Security Mindset is basically: you can think like a hacker, of exploits, how to abuse rules etc. So you can defend against hacks & exploits. You don’t stop at basic “looks safe to me!”
Mm, that’s not exactly how I’d summarize it. That seems more like ordinary paranoia:
Lots of programmers have the ability to imagine adversaries trying to threaten them. They imagine how likely it is that the adversaries are able to attack them a particular way, and then they try to block off the adversaries from threatening that way. Imagining attacks, including weird or clever attacks, and parrying them with measures you imagine will stop the attack; that is ordinary paranoia.
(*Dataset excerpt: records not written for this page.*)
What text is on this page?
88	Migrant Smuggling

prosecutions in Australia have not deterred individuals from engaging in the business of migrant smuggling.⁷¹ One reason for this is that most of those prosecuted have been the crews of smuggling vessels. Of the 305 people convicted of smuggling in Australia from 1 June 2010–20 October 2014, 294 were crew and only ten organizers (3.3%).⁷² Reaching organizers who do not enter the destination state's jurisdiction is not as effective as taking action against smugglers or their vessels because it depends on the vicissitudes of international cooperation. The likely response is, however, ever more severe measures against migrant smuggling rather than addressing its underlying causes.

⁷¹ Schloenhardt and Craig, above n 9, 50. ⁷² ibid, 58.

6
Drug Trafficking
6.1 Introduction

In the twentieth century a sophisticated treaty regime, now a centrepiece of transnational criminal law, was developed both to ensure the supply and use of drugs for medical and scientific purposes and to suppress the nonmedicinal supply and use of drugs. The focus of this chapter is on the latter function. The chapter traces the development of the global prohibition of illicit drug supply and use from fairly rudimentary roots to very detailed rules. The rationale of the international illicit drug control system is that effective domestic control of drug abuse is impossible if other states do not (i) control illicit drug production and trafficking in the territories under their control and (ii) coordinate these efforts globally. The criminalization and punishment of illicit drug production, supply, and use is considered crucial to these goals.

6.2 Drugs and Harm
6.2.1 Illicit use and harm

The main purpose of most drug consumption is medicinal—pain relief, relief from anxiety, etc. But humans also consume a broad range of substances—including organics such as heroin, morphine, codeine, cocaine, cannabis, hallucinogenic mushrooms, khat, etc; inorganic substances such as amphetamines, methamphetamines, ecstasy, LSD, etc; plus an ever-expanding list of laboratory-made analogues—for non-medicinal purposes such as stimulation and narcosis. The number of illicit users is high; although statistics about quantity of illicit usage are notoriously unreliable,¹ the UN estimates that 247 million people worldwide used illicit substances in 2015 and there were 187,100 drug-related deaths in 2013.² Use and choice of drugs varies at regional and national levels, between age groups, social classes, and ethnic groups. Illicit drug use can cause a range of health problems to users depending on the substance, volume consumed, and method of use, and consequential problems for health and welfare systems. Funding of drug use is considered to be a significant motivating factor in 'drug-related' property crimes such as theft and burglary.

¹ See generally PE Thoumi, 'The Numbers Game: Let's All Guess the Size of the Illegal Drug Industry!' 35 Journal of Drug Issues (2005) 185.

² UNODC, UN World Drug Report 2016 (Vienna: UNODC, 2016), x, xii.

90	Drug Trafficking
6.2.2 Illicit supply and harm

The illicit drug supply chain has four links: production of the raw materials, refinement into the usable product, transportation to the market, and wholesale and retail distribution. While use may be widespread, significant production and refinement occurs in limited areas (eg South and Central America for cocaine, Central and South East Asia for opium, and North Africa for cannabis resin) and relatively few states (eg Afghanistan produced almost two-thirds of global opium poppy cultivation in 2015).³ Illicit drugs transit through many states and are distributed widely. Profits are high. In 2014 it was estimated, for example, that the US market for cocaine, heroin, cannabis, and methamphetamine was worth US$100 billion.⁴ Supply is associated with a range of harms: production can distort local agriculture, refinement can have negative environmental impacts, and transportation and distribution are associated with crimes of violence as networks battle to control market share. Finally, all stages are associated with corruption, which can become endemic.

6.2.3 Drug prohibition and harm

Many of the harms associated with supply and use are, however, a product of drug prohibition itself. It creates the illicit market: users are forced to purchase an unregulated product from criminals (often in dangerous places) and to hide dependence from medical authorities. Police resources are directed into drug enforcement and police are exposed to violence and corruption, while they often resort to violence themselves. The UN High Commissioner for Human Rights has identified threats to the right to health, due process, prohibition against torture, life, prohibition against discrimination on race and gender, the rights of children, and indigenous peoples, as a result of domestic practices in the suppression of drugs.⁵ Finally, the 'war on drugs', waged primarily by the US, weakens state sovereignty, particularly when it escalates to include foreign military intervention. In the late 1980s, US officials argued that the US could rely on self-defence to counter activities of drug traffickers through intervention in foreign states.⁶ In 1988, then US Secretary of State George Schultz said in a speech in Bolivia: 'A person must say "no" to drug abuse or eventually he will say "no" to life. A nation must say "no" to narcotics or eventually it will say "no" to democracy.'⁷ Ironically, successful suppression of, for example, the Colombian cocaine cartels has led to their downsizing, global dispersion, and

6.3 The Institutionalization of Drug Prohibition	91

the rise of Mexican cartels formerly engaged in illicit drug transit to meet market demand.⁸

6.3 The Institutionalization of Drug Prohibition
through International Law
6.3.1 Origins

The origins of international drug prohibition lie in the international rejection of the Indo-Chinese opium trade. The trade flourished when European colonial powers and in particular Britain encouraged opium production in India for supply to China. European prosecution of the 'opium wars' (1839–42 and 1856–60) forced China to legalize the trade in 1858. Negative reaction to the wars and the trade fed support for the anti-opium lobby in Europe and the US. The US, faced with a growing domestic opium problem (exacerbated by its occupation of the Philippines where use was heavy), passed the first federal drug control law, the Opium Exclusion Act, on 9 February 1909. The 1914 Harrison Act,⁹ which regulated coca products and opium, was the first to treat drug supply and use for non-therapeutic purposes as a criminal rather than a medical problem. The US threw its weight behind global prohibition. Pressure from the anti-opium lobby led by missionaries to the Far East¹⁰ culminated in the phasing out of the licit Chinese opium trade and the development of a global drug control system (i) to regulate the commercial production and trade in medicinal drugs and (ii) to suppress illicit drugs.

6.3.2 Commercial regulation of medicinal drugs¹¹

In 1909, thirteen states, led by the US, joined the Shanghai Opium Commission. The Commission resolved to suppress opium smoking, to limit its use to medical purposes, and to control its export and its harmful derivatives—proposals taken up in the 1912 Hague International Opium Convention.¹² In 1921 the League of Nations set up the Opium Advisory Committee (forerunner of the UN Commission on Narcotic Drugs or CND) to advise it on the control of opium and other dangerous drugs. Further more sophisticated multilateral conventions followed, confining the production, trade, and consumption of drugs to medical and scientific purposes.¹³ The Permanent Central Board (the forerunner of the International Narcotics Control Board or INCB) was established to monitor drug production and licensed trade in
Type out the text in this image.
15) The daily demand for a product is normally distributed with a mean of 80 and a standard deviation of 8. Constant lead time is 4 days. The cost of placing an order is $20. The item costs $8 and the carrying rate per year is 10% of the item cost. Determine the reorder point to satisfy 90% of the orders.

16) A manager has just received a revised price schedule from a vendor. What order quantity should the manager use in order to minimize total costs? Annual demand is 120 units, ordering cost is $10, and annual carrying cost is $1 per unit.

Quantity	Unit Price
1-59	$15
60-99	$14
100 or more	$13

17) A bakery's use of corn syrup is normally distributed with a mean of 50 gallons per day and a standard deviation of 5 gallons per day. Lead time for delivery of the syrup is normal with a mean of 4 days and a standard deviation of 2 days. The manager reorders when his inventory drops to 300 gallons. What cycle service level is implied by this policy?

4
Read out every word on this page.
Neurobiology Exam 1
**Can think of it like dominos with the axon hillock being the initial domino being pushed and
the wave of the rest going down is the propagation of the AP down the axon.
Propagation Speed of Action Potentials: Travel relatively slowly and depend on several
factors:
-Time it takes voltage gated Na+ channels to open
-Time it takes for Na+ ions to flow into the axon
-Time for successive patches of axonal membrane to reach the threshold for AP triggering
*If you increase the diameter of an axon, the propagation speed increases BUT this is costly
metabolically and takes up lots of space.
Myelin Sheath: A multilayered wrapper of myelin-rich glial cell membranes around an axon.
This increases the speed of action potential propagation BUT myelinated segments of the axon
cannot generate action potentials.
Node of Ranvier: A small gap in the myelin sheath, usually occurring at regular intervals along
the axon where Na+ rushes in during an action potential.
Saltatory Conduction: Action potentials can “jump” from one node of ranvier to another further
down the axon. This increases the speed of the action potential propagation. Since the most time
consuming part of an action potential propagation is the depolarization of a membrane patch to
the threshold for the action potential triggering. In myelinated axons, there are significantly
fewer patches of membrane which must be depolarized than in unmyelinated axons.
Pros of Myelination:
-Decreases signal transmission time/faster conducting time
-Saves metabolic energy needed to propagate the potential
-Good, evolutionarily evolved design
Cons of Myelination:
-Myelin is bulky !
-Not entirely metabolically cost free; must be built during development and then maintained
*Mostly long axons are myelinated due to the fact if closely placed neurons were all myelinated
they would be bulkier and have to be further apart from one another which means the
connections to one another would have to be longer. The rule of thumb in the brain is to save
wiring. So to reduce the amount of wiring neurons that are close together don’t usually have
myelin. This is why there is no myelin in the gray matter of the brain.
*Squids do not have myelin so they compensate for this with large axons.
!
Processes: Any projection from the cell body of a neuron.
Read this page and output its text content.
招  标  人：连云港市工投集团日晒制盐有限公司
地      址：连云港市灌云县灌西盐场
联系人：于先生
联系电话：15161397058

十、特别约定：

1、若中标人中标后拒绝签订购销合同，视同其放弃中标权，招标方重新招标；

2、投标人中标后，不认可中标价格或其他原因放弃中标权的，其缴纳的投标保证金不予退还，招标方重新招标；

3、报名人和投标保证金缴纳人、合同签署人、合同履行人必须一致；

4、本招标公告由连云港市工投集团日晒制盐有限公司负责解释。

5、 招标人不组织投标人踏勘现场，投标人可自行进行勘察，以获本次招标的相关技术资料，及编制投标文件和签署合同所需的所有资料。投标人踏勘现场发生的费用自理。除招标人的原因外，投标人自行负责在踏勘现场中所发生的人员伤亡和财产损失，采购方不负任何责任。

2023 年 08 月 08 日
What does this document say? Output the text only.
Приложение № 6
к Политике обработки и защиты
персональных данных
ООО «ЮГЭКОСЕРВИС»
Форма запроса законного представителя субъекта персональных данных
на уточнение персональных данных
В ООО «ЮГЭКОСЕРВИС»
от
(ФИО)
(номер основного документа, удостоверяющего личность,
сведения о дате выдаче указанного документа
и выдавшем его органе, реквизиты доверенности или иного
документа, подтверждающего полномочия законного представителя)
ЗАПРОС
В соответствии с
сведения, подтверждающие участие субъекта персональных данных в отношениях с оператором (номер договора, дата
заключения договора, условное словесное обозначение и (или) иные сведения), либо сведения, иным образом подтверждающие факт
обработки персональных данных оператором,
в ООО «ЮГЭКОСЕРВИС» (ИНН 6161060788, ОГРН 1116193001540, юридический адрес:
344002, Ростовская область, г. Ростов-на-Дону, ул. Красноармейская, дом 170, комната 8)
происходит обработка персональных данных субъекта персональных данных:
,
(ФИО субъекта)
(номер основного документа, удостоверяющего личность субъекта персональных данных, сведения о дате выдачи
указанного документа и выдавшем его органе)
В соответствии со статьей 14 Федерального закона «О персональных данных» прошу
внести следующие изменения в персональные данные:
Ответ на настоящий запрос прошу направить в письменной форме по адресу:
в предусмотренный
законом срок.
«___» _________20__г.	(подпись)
My understanding is that Security Mindset-style thinking doesn’t actually rest on your ability to invent a workable plan of attack. Instead, it’s more like imagining that there exists a method for unstoppably breaking some (randomly-chosen) element of your security, and then figuring out how to make your system secure despite that. Or… that it’s something like the opposite of fence-post security, where you’re trying to make sure that for your system to be broken, several conditionally independent things need to go wrong or be wrong.
Mm, that’s not exactly how I’d summarize it. That seems more like ordinary paranoia:
My understanding is that Security Mindset-style thinking doesn’t actually rest on your ability to invent a workable plan of attack. Instead, it’s more like imagining that there exists a method for unstoppably breaking some (randomly-chosen) element of your security, and then figuring out how to make your system secure despite that. Or… that it’s something like the opposite of fence-post security, where you’re trying to make sure that for your system to be broken, several conditionally independent things need to go wrong or be wrong.
Ok, thanks for the correction! My definition was wrong but the argument still stands that it should be teachable, or at least testable.